Противница замерла, уставившись на клочок ткани в моих руках, и инстинктивно принялась ощупывать физиономию. Натуральную Элоизу назвать хорошенькой не поворачивался язык: грубые черты лица, неровная кожа, широкие ноздри и скулы, тяжелый подбородок. Кукольная миловидность растаяла, как и настораживающая похожесть на Кэтти.
– Верни мне лицо!
– Держи, – с готовностью пихнула ей слипшийся комок. – Забирай полностью!
– Что это?! – охнула она.
– Твое лицо. Не подумай, я не осуждаю и прекрасно понимаю, как дурнушка дурнушку.
– Дур… дурнушка?! Да я пожалуюсь в Лаверанс! – едва не плача пригрозила «коварная» ведьма, видимо, не придумав ничего коварнее, чем накляузничать в деканат. Вот, наверное, они там подивятся, если получат петицию.

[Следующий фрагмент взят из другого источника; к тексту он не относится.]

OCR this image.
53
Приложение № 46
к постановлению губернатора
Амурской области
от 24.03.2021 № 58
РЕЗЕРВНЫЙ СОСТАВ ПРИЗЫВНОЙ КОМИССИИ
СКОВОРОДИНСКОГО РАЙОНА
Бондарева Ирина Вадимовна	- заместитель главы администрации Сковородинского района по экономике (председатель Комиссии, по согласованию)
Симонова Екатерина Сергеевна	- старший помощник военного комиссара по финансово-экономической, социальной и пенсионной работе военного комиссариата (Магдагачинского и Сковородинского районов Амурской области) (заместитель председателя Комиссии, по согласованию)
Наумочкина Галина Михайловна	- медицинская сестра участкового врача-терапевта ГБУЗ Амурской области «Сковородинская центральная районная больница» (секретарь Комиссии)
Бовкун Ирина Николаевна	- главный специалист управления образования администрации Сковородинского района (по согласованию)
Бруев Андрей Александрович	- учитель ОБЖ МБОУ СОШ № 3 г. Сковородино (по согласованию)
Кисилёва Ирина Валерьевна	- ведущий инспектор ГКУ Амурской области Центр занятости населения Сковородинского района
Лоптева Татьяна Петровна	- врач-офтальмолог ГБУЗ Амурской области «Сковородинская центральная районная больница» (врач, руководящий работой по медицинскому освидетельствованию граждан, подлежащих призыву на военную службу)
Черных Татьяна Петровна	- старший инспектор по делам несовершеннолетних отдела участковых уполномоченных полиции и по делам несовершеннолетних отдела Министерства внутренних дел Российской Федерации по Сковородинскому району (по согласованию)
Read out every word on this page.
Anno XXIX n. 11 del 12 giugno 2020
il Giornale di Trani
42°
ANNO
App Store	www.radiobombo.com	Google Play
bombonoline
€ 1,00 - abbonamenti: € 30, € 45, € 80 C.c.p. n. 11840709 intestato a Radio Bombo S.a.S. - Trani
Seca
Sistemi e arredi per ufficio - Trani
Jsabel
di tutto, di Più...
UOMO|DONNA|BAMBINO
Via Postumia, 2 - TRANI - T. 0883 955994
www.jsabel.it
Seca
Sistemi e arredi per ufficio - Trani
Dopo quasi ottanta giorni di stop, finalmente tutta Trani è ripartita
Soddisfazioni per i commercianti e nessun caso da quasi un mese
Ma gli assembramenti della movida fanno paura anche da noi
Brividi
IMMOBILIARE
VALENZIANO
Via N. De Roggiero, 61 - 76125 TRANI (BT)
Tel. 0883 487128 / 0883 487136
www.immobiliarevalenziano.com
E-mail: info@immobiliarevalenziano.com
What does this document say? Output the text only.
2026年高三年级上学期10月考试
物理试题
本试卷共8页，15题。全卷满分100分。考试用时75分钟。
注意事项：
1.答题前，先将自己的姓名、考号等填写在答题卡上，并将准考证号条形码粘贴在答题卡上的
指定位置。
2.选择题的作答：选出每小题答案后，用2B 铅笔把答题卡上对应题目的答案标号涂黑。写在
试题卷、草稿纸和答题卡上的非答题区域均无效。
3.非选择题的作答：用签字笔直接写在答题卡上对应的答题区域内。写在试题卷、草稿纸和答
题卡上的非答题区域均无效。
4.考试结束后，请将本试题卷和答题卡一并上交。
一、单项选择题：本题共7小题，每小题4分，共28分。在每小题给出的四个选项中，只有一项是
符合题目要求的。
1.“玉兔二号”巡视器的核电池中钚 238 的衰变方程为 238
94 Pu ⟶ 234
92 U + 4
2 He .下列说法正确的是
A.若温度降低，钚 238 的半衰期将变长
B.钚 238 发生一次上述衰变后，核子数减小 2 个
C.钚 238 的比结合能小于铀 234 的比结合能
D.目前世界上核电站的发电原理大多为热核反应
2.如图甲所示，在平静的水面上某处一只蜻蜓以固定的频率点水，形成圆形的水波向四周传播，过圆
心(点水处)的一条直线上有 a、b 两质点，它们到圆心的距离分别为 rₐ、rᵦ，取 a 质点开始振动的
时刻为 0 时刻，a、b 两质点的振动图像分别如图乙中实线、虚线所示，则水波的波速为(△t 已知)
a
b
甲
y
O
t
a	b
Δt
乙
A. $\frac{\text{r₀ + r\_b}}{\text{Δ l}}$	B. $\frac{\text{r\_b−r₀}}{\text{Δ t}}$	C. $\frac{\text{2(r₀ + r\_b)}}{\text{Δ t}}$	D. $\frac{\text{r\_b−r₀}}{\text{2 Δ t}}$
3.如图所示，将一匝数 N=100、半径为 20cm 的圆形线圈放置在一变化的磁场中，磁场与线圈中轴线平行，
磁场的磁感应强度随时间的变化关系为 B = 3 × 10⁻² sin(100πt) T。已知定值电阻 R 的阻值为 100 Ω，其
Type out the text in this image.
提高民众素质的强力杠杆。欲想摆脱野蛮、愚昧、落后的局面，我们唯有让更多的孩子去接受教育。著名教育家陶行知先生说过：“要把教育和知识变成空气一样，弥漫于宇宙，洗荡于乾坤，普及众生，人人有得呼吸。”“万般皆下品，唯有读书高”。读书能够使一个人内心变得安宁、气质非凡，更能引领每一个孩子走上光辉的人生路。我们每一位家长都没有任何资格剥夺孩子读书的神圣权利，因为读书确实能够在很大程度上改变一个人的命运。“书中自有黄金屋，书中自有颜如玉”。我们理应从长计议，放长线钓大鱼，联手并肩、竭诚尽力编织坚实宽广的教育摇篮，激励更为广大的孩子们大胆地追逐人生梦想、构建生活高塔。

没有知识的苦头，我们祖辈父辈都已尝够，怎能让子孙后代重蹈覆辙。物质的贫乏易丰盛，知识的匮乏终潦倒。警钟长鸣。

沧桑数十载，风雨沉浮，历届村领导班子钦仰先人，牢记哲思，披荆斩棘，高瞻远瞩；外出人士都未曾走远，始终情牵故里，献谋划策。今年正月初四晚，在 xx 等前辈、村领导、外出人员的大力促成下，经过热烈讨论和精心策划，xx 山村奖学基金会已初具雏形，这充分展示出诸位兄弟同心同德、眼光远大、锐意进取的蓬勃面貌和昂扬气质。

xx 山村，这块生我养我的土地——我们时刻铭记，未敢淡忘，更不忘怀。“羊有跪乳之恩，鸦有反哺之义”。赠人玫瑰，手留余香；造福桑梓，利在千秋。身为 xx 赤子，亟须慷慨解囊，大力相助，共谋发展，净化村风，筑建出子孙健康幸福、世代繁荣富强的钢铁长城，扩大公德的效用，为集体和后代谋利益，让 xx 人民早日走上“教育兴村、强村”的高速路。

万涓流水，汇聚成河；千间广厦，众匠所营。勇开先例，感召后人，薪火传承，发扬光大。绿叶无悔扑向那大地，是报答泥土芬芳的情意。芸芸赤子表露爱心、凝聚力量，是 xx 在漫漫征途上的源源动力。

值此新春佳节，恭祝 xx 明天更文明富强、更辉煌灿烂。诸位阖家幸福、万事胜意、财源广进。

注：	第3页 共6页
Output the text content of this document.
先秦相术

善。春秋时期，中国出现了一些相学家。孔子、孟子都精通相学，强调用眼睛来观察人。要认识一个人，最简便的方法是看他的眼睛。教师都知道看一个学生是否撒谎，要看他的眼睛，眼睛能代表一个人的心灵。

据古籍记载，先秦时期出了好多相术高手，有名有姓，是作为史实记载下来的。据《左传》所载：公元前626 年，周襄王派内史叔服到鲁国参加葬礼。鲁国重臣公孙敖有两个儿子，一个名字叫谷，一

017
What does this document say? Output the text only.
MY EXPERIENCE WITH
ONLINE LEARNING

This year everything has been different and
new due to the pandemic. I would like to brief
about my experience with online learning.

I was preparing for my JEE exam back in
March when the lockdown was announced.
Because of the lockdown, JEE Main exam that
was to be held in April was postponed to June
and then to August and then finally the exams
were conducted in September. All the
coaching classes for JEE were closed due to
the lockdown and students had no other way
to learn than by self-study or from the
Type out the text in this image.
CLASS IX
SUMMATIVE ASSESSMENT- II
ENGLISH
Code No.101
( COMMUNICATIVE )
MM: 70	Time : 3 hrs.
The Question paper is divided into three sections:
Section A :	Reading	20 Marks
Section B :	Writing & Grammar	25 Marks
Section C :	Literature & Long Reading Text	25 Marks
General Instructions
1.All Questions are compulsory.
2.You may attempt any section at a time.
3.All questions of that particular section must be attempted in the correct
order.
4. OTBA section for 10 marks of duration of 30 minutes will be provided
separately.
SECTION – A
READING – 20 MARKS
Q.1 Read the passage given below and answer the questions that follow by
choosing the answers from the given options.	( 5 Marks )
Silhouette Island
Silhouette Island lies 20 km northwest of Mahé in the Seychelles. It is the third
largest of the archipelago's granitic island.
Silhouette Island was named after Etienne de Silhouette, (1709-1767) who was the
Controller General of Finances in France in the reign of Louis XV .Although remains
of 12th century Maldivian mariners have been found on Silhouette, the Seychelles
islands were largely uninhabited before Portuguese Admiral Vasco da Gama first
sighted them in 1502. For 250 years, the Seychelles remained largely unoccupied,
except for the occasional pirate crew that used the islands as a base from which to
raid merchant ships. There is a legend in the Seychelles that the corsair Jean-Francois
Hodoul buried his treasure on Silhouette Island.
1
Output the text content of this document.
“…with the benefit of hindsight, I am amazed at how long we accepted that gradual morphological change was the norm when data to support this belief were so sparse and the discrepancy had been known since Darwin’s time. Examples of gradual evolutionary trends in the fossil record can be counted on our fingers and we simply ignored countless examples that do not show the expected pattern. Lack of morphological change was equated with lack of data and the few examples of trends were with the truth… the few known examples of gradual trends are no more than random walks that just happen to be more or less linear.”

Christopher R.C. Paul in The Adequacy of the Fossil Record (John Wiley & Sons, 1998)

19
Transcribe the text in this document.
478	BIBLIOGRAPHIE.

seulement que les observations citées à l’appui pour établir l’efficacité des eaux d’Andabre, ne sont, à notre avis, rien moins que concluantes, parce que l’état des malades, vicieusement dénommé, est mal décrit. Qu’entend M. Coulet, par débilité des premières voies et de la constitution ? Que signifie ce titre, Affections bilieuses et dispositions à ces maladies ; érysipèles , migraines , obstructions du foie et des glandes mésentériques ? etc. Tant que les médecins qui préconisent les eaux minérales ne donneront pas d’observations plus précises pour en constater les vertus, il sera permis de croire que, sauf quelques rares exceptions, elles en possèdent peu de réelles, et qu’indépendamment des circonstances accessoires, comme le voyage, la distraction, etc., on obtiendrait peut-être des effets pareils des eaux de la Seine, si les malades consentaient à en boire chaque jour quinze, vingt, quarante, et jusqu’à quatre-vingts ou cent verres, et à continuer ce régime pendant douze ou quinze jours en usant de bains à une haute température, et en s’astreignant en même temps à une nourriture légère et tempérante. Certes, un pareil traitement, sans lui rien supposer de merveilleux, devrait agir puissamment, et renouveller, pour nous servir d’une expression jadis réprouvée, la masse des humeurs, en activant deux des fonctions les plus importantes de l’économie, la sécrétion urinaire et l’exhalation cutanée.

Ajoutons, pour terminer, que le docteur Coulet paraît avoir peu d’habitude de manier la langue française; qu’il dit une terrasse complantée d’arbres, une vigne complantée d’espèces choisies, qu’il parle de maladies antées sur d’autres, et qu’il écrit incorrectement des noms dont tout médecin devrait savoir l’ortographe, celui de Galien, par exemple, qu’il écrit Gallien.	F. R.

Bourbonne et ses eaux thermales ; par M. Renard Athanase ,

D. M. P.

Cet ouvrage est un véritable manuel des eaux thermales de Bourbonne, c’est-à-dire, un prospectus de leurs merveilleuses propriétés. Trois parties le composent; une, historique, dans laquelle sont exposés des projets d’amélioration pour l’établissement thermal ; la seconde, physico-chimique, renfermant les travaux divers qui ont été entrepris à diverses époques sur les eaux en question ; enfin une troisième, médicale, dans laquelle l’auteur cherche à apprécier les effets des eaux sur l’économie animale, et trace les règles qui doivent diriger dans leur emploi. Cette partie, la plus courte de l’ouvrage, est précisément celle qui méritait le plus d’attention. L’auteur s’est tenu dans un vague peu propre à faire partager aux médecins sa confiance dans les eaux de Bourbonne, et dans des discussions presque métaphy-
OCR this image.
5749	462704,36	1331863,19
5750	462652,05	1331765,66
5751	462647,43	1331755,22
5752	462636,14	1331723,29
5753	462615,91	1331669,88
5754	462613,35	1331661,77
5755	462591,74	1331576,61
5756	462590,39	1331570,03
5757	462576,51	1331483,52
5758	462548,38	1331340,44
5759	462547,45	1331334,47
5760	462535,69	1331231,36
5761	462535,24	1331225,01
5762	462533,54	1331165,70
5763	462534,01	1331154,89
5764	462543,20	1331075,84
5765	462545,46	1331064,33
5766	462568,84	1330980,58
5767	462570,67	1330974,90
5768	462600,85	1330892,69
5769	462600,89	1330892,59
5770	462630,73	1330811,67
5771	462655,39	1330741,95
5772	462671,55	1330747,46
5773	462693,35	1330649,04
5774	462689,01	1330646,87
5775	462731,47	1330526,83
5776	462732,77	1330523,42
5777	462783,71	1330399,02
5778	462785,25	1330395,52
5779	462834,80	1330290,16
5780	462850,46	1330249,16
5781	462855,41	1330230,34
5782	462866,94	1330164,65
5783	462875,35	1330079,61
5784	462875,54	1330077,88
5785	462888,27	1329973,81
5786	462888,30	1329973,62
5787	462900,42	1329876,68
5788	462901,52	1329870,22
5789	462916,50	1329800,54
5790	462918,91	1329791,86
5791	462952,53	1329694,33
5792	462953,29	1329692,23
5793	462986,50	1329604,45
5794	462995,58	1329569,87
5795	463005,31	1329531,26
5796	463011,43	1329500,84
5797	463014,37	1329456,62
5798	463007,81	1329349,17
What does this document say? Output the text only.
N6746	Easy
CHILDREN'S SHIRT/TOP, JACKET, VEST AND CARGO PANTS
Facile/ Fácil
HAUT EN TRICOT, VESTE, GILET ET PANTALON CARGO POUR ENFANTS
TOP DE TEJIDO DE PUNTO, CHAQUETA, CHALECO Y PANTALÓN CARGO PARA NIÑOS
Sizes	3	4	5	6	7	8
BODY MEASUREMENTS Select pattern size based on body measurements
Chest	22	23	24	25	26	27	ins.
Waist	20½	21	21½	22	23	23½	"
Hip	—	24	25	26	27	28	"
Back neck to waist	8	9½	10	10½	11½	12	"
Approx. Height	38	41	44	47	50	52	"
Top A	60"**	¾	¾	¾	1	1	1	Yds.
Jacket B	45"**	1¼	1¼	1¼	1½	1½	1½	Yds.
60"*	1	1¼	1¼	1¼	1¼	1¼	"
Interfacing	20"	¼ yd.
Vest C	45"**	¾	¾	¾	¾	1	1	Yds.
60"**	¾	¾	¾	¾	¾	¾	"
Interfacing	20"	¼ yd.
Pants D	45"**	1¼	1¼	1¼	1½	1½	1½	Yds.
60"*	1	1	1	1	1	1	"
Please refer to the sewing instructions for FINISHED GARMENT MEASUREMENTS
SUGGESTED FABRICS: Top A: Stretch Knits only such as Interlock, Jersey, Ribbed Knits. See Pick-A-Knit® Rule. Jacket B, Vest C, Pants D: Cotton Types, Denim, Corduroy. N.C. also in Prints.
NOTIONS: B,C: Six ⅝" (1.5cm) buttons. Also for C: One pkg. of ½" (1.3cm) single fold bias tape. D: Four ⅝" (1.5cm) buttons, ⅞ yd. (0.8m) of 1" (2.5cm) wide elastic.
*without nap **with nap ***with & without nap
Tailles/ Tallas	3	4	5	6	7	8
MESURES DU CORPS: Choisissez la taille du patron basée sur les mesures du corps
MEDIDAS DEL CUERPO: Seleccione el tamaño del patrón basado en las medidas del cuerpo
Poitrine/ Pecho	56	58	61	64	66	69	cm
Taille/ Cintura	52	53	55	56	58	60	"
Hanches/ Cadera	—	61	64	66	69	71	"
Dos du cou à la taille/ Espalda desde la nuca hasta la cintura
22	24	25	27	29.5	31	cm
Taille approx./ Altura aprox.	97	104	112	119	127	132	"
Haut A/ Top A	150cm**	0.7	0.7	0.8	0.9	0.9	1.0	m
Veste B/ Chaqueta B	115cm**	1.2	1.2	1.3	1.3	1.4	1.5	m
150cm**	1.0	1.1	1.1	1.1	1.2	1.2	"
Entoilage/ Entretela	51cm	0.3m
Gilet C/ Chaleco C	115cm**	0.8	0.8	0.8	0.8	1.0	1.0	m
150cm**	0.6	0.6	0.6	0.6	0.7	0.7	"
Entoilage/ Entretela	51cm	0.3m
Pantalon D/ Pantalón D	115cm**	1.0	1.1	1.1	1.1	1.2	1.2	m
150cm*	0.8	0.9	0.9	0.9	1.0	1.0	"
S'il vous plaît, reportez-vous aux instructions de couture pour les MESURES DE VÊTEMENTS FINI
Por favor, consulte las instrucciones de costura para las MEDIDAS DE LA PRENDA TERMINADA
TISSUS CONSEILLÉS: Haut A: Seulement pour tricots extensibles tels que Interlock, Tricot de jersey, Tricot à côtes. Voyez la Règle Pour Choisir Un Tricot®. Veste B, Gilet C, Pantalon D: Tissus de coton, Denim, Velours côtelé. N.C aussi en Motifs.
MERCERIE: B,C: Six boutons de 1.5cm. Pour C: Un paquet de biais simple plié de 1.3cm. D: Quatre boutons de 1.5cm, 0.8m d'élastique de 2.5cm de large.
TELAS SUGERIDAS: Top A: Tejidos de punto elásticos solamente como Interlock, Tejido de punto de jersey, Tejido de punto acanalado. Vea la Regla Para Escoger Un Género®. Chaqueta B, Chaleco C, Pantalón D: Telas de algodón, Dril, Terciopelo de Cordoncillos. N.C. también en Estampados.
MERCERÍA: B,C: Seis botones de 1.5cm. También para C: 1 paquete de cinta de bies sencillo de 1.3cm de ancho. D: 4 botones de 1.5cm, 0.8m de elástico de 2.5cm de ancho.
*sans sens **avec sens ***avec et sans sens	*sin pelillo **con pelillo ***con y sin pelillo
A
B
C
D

– Жалуйся, – согласилась я. – Непременно жалуйся в Лаверанс, только исчезни из замка. Нам двоим тут тесно.
Она подхватила юбки и ринулась к двери, толкнула от всей души плечом, скривилась от боли.
– Ой, – прокомментировала я и щелкнула пальцами, снимая блокирующие чары.
– Чтобы ты знала, я еще вернусь! – гордо объявила она, видимо, желая оставить за собой последнее слово.
Никогда не понимала этого губительного желания лезть на рожон. Что за удовольствие напоследок бросить гадость? Неужели никто не боялся огрести еще раз? Логика и банальный здравый смысл подсказывали, что лучше удаляться чуточку потрепанной, немножко обиженной в душе, но с гордым видом и на своих двоих, чем уползать с поля боя на карачках.
– Кто я такая, чтобы запрещать гостям приезжать в чужой замок, – дернула я плечом. – Уверена, двери Торстена для тебя всегда открыты. Обязательно возвращайся. Главное, на следующей седмице.
Наконец, что-то прошипев себе под нос, Элоиза вывалилась из комнаты. Дверь громыхнула с такой силой, что в спальне погасли последние светильники. Со звоном, заставившим разгореться ночник, выпала ручка, чудом уцелевшая с внешней стороны, и появилась сквозная дыра – круглый глазок в мир, радость шпиона. Если к ней припасть, то можно проследить побег потрепанной ведьмы.
В слабой надежде, что сегодня больше не увижу ни одного ведьмака, я вновь заперла дверь на ключ и в потемках завалилась на кровать. Заснула под утро с мрачной мыслью, что не давать спать светлой чародейке, призванной бороться за мир во всем мире и совершать разные добрые дела, – это лучший способ превратить ее в злобную ведьму, мечтающую кого-нибудь проклясть!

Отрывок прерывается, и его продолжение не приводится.